Oh how long I have had the idea for Southern Nightgown in my head--I am pretty dang excited to see it in print! I know you probably are too but every time I think about it my heart just starts pounding! Thank you so much to Dawn who just took a chance on a crazy girl and to her husband (page troll) who took a chance on two insane women. Life really does have a way of working it's self out. Things come to us when it is the time for it and not before. I could have done this another way. In fact lots of people told me I would fail and fail hard, but it is all about the dream and believing in what you-- as your own god or goddess can accomplish. I think the true definition of living your dream is: No contingency plan.

Thursday, April 18, 2013

Writing

Writing a book is a very strange thing. First of course there is the body of the story--what event initially kindled the tale in your mind? When you picture the opening scene can you smell rain, ocean, hot sunlight? Then you realize it is rain you smell and you are seeing the white puff of your own breath through someone else's eyes. You feel cold, a trickle of rain running down the crevice behind your ear sending wet shivers in its wake. Your heart throbs with hopelessness and you feel only terror. Noises in the darkness, haunting pain in your heart--yet also a reason to live, someone to live for. A face in your mind, dark hair, flashing amber eyes...then there is the glowing sword in your hand coated with demon blood, piles of bodies at your feet. You smell them, sweat and rot. The plot forms. You are fully your character and suddenly you know what you are fighting for--know where you are going--the soul who needs rescue and the villain who earned your vengeance. It is different for everyone, yet no matter how it happens for a writer I find the process magical.

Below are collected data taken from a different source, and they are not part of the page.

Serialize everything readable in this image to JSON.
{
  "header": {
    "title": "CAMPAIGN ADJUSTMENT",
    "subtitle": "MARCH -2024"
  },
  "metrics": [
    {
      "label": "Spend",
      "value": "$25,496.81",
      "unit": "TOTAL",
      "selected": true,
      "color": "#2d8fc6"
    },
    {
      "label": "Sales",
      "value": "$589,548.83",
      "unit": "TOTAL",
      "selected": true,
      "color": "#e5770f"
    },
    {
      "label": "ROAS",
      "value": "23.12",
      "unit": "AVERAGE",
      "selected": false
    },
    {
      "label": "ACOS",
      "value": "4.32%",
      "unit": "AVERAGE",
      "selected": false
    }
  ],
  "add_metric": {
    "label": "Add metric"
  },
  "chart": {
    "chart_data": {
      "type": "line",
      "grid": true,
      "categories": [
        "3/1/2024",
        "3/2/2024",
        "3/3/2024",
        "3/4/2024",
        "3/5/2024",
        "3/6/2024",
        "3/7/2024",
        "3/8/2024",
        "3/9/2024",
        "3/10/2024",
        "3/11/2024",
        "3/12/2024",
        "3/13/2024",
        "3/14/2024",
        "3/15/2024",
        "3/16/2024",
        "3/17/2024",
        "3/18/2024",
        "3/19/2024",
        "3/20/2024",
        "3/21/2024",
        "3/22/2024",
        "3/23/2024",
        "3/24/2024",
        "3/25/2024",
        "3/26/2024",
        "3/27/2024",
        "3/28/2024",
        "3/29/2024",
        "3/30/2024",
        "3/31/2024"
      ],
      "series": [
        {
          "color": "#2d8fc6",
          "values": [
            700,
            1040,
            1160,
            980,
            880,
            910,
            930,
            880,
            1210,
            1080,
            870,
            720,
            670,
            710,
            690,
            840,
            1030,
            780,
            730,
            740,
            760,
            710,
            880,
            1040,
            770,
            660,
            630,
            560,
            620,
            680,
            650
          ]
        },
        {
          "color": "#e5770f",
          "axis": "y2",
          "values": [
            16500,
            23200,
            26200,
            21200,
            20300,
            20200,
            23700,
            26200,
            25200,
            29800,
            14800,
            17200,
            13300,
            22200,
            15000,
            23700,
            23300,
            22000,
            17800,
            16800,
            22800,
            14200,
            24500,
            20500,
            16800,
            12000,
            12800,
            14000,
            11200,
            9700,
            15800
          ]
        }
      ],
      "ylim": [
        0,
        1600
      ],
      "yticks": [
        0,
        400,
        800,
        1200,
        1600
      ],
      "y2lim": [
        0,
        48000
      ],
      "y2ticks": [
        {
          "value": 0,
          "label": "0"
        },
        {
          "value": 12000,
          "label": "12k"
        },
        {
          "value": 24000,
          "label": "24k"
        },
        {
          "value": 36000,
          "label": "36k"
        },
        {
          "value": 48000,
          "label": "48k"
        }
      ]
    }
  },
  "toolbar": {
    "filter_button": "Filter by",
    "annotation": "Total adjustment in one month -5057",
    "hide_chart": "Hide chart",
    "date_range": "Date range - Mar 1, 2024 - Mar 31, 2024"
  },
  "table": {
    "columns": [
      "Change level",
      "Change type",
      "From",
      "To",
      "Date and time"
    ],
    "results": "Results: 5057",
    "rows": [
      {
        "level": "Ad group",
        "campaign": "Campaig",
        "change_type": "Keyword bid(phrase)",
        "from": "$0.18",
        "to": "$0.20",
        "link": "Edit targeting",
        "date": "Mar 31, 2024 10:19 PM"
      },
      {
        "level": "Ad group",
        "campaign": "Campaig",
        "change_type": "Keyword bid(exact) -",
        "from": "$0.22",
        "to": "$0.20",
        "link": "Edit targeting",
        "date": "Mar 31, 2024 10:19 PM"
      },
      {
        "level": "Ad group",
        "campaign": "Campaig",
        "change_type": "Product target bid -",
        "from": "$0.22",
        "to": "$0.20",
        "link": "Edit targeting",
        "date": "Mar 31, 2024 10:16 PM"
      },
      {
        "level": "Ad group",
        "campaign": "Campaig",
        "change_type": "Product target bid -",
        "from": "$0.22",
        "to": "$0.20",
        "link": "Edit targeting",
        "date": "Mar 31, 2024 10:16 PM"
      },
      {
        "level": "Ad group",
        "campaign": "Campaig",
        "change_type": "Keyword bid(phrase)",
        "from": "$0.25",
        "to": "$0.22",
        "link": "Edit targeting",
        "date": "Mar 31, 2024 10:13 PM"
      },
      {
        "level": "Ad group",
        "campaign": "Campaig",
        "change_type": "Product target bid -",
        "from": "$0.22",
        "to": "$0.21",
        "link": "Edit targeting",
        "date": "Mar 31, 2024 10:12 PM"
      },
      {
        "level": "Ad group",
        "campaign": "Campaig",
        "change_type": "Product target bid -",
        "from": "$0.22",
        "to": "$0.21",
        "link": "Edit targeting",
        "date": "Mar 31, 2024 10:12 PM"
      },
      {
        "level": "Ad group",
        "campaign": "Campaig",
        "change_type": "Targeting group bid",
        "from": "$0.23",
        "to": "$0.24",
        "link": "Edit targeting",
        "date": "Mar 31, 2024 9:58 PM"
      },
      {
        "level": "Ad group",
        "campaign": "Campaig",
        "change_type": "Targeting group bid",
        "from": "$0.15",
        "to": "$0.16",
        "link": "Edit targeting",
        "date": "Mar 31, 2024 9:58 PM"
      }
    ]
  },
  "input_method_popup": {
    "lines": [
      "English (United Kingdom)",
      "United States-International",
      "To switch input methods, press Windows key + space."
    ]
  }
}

For someone like me, the ability to be able to retreat into a world of fantasy at will is amazing and probably a necessary ingredient to functioning for the most part like a regular human being, not one of my characters. At the moment I am trying to decipher the laws of the land I currently creating--a justice system to a people who do not understand the definition of the word. It is challenging. Being in contact with so many incredible artists lately I have often found just wanting to draw it. Then I look at pieces like this and remember why I chose writing over art--firstly because I am better at it, but also because I love the passion of words, they way they can create a scene so vivid and alive. Alive because in the mind of the reader it is always seen differently.